The Ethernet cards on my physical servers use Linux’s tg3 driver.

To add this driver to initrd, I went to the Ubuntu 10.10 server on my ESXi test box and created the file /usr/share/initramfs-tools/modules.d/tg3. That file contained a single word, tg3. I then created the new initrd with:

# update-initramfs -u -k all
# mkinitramfs -o /home/mwlucas/initrd.img-2.6.35-27-server-pxe

Copy that image to my TFTP server, reboot the hardware, and everything boots.

pxelinux.cfg/* versus RCS

I’m a fan of version control in systems administration.

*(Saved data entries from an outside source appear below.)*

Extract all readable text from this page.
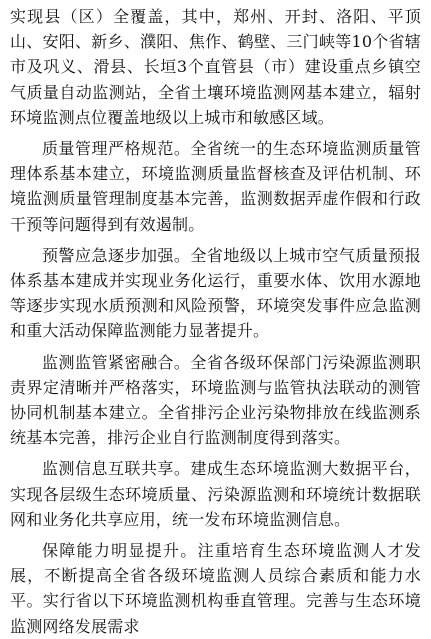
实现县（区）全覆盖，其中，郑州、开封、洛阳、平顶山、安阳、新乡、濮阳、焦作、鹤壁、三门峡等10个省辖市及巩义、滑县、长垣3个直管县（市）建设重点乡镇空气质量自动监测站，全省土壤环境监测网基本建立，辐射环境监测点位覆盖地级以上城市和敏感区域。

质量管理严格规范。全省统一的生态环境监测质量管理体系基本建立，环境监测质量监督核查及评估机制、环境监测质量管理制度基本完善，监测数据弄虚作假和行政干预等问题得到有效遏制。

预警应急逐步加强。全省地级以上城市空气质量预报体系基本建成并实现业务化运行，重要水体、饮用水源地等逐步实现水质预测和风险预警，环境突发事件应急监测和重大活动保障监测能力显著提升。

监测监管紧密融合。全省各级环保部门污染源监测职责界定清晰并严格落实，环境监测与监管执法联动的测管协同机制基本建立。全省排污企业污染物排放在线监测系统基本完善，排污企业自行监测制度得到落实。

监测信息互联共享。建成生态环境监测大数据平台，实现各层级生态环境质量、污染源监测和环境统计数据联网和业务化共享应用，统一发布环境监测信息。

保障能力明显提升。注重培育生态环境监测人才发展，不断提高全省各级环境监测人员综合素质和能力水平。实行省以下环境监测机构垂直管理。完善与生态环境监测网络发展需求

If you don’t have a central VCS for your server configuration files, you can always use RCS. I habitually add #$Id$ at the top of configuration files, so I can easily see who touched this file last and when.

On an unrelated note, I’m upgrading my virtualization cluster to Ubuntu 10.10. The worker nodes run diskless. Each diskless node reads a configuration file over TFTP. Mine looked like the following:

#$Id$

LABEL linux
KERNEL vmlinuz-2.6.35-27-server
APPEND root=/dev/nfs initrd=initrd.img-2.6.35-27-server-pxe nfsroot=192.0.2.2:/data1/imagine,noacl ip=dhcp rw
TIMEOUT 0

This has worked fine for a year or so now, with me changing the kernel and initrd versions as I upgraded. With the Ubuntu 10.10 update, however, some pieces of hardware wouldn’t reboot. Most booted fine, but a few didn’t come back up again.

This is notably annoying because the hardware is in a remote datacenter. Driving out to view the console messages burns an hour and, more annoyingly, requires that I stir my lazy carcass out of my house. I have a serial console on one of the machines, but not on the affected one. Fortunately, I do have remote power, and I can make changes on the diskless filesystem.

Packet sniffing revealed that the machine successfully made a TFTP request, then just… stopped. This exact same configuration and filesystem worked on other machines, however. Except that the affected machines all had #$Id$ on the first line of their pxelinux.cfg file, and machines that booted successfully didn’t.

That shouldn’t matter. Really, it shouldn’t. pxelinux.cfg files accept comments. But I removed the tag, making the first line the LABEL statement, and power cycled the machine. And it came up perfectly.

Apparently this particular rev of Linux PXE is incompatible with version control ID tags. Oh joy, oh rapture!